How to prepare your jQuery plugin for the new plugins.jquery.com site

It’s been over a year since the unfortunate event that whipped out the plugins.jquery.com site’s database. But sometimes unfortunate events lead to better things and that’s the case with the Plugins site. Instead of trying to reinvent the wheel and create a website equally useful for plugin users and plugin developers (while fighting spam, maintaining the servers, etc.), the team decided to embrace the power of existing tools. Now plugin developers will maintain their code on GitHub taking full advantage of all its’ features, while jQuery Foundation concentrates on building a better user experience for “plugin users”.

This means that plugin development and maintenance lifecycles are moving over to more confortable and more suitable for this kind of work GitHub platform.

There seems to be a lot of confusion among “plugin users”, that they’ll need to deal with GitHub and such. “NO” – plugin users will see all necessary information about the plugin on a user friendly plugins.jquery.com website.

New architecture

Before we start, you should understand the general “architecture” and how the whole system will work. Basically there are 2 components:

  1. User side – website with a searchable index, description, links for download, etc. of all jQuery plugins (that’s basically plugins.jquery.com website, it’s front end will be on WordPress);
  2. GitHub – the place where all the development, issue tracking, documentation, etc. will be maintained (that’s where you, as a plugin developer, will spend most of your time).

Whenever you push to your repository, GitHub will send a request to plugins.jquery.com server and it will take care of the rest. It will pull the new changes and update related information on the website. So, let’s get started.

Steps to get prepared

As a plugin developer you’ll need to complete these 3 steps in order for your plugin to appear on jQuery Plugins website:

  1. create a repository for you plugin on GitHub;
  2. add a manifest file with all necessary metadata about your plugin (we’ll cover everything you need to know about it in the next article);
  3. add a post-receive-hook to your repository on GitHub (the URL of the hook will be published when the plugins.jquery.com site is up).

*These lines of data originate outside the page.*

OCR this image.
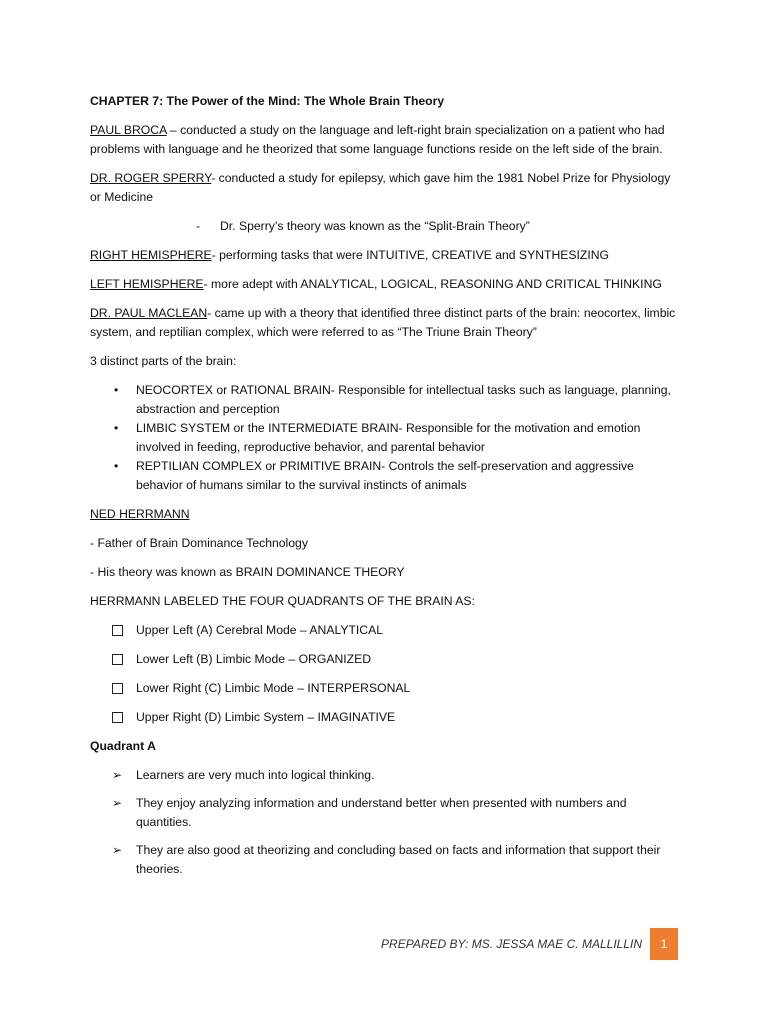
CHAPTER 7: The Power of the Mind: The Whole Brain Theory

PAUL BROCA – conducted a study on the language and left-right brain specialization on a patient who had problems with language and he theorized that some language functions reside on the left side of the brain.

DR. ROGER SPERRY- conducted a study for epilepsy, which gave him the 1981 Nobel Prize for Physiology or Medicine

- Dr. Sperry’s theory was known as the “Split-Brain Theory”

RIGHT HEMISPHERE- performing tasks that were INTUITIVE, CREATIVE and SYNTHESIZING

LEFT HEMISPHERE- more adept with ANALYTICAL, LOGICAL, REASONING AND CRITICAL THINKING

DR. PAUL MACLEAN- came up with a theory that identified three distinct parts of the brain: neocortex, limbic system, and reptilian complex, which were referred to as “The Triune Brain Theory”

3 distinct parts of the brain:

• NEOCORTEX or RATIONAL BRAIN- Responsible for intellectual tasks such as language, planning, abstraction and perception
• LIMBIC SYSTEM or the INTERMEDIATE BRAIN- Responsible for the motivation and emotion involved in feeding, reproductive behavior, and parental behavior
• REPTILIAN COMPLEX or PRIMITIVE BRAIN- Controls the self-preservation and aggressive behavior of humans similar to the survival instincts of animals

NED HERRMANN

- Father of Brain Dominance Technology

- His theory was known as BRAIN DOMINANCE THEORY

HERRMANN LABELED THE FOUR QUADRANTS OF THE BRAIN AS:

Upper Left (A) Cerebral Mode – ANALYTICAL
Lower Left (B) Limbic Mode – ORGANIZED
Lower Right (C) Limbic Mode – INTERPERSONAL
Upper Right (D) Limbic System – IMAGINATIVE

Quadrant A

➢ Learners are very much into logical thinking.
➢ They enjoy analyzing information and understand better when presented with numbers and quantities.
➢ They are also good at theorizing and concluding based on facts and information that support their theories.
PREPARED BY: MS. JESSA MAE C. MALLILLIN	1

Step 1 is straight forward. Simple create a new repository for your plugin.

Step 2 is the most important part. The manifest file carries all necessary information about your plugin such as: plugin name, description, author, copyright, homepage, dependencies to libraries or plugins. Everything you need to know about the jQuery plugin manifest file, we will cover in the next post.

Step 3 is a one time action. After the plugins site is up and running the notification URL will be reviled and you’ll need to set it on repository settings page.

Now that you got an idea of how the new plugins.jquery.com site will work. Let’s cover what plugin manifest file is and what do you need to know about it in our next post.

TIP
All this boilerplate work can be automated with the task automation tool Grunt.